I have a requirement in my application: to identify expensive elasticsearch queries in the application.
I only know there's Query DSL for elasticsearch. (https://www.elastic.co/guide/en/elasticsearch/reference/current/query-dsl.html
I need to identify each elasticsearch query in the reverse proxy for elasticsearch (the reverse proxy is developed in java, just to throttle the requests to ES and do some user statistics), if it's expensive query, only limited users can perform at a specific rate limit.
What is difficult to me is how to identify the expensive queries. I know that there is a switch for elasticsearch, can disable / enable the expensive queries by setting this parameter. I read elasticsearch source code, but I cannot find how the elasticsearch identify different kinds of expensive queries.
If you know:
I'd really appreciate some help on this!
There isnt a good 'native' way to do it in Elasticsearch, but you do have some options that might help
This option looks at your requirement from a different perspective.
From Elasticsearch docs: search-your-data
You could save records of the amount of time each query, performed by the user, took by looking at the took field returned in the result.
{
"took": 5,
"timed_out": false,
...
}
This way you have a record of how many queries a user performed in a time-windows that were 'expansive' (took more then X ).
For that user, you can start adding the timeout or terminate_after params that will try to limit the query execution. this wont prevent the user from performing an expansive query, but it will try to cancel long running queries after 'timeout' has expired, returning a partial or empty result back to the user.
GET /my-index-000001/_search
{
"timeout": "2s",
"query": {
"match": {
"user.id": "kimchy"
}
}
}
This will limit the affect of the expansive queries on the cluster, performed by that user.
a side-note; this stackoverflow answer states that there are certain queries that can still bypass the timeout/terminate_after flags, such as script.
terminate_after limits the amount of documents searched though on each of the shards, this might is an alternative option to be used, or even another backup if timeout is too high or ignored for some reason.
This answer requires a lot more work probably, but you could save statistics on queries performed and the amount of time they took.
You should probably use the json representation of the queryDSL in this case, save them in an elasticsearch index along what the time that query took and keep aggregates of the average time similar queries take.

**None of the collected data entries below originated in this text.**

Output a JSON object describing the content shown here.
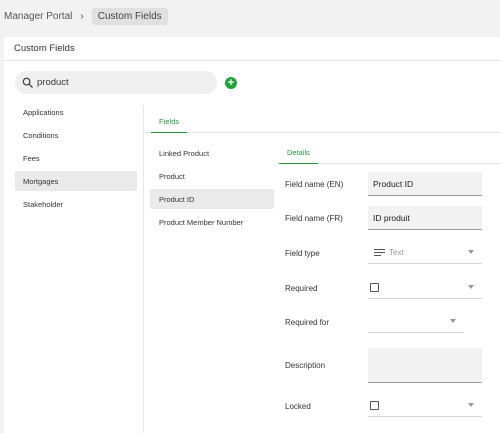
{
  "breadcrumb": {
    "root": "Manager Portal",
    "separator": "›",
    "current": "Custom Fields"
  },
  "card": {
    "title": "Custom Fields"
  },
  "search": {
    "value": "product",
    "placeholder": ""
  },
  "add_button": {
    "label": "+"
  },
  "sidebar": {
    "items": [
      {
        "label": "Applications"
      },
      {
        "label": "Conditions"
      },
      {
        "label": "Fees"
      },
      {
        "label": "Mortgages",
        "active": true
      },
      {
        "label": "Stakeholder"
      }
    ]
  },
  "tabs": {
    "fields": "Fields",
    "details": "Details"
  },
  "fields": [
    {
      "label": "Linked Product"
    },
    {
      "label": "Product"
    },
    {
      "label": "Product ID",
      "active": true
    },
    {
      "label": "Product Member Number"
    }
  ],
  "details": {
    "field_name_en": {
      "label": "Field name (EN)",
      "value": "Product ID"
    },
    "field_name_fr": {
      "label": "Field name (FR)",
      "value": "ID produit"
    },
    "field_type": {
      "label": "Field type",
      "value": "Text"
    },
    "required": {
      "label": "Required"
    },
    "required_for": {
      "label": "Required for"
    },
    "description": {
      "label": "Description"
    },
    "locked": {
      "label": "Locked"
    }
  },
  "colors": {
    "accent": "#2a8f3d",
    "add_button": "#22a33a"
  }
}
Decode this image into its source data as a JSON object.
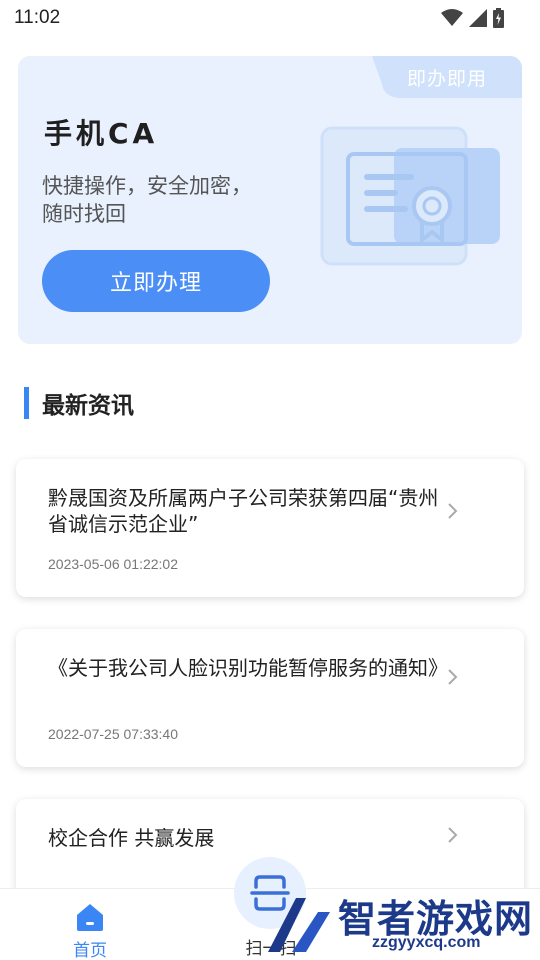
{
  "status_bar": {
    "time": "11:02"
  },
  "ca_card": {
    "tag": "即办即用",
    "title": "手机CA",
    "description": "快捷操作，安全加密，随时找回",
    "button_label": "立即办理"
  },
  "news_section": {
    "title": "最新资讯"
  },
  "news": [
    {
      "title": "黔晟国资及所属两户子公司荣获第四届“贵州省诚信示范企业”",
      "date": "2023-05-06 01:22:02"
    },
    {
      "title": "《关于我公司人脸识别功能暂停服务的通知》",
      "date": "2022-07-25 07:33:40"
    },
    {
      "title": "校企合作 共赢发展",
      "date": ""
    }
  ],
  "bottom_nav": {
    "home_label": "首页",
    "scan_label": "扫一扫"
  },
  "watermark": {
    "text": "智者游戏网",
    "url": "zzgyyxcq.com"
  },
  "colors": {
    "accent": "#3a86f5",
    "card_bg": "#e8f1fd",
    "button": "#4b8ff6"
  }
}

You could possibly use the rollup feature to pre-aggregate all the averages and check a query against this index if its a "possibly expansive query".
The problem here is which part of the query to save and which queries are "similar" enough to be considered for this aggregation.
You stated this as an option as well. the DSL query in the end translates to a REST call with JSON body, so using a JsonNode you could look for specific sub-elements that you 'think' will make the query expansive and even limit things like 'amount of buckets' etc.
Using ObjectMapper you could write the query into a string and just look for keywords, this would be the easiest solution.
There are specific features that we know require a lot of resources from Elasticsearch and can potentially take a long time to finish, so these could be limited through this answer as a "first defense".
Examples: Highlighting Scripts search_analyzers etc...
So although this answer is the most naive, it could be a fast win while you work on a long term solution that requires analytics.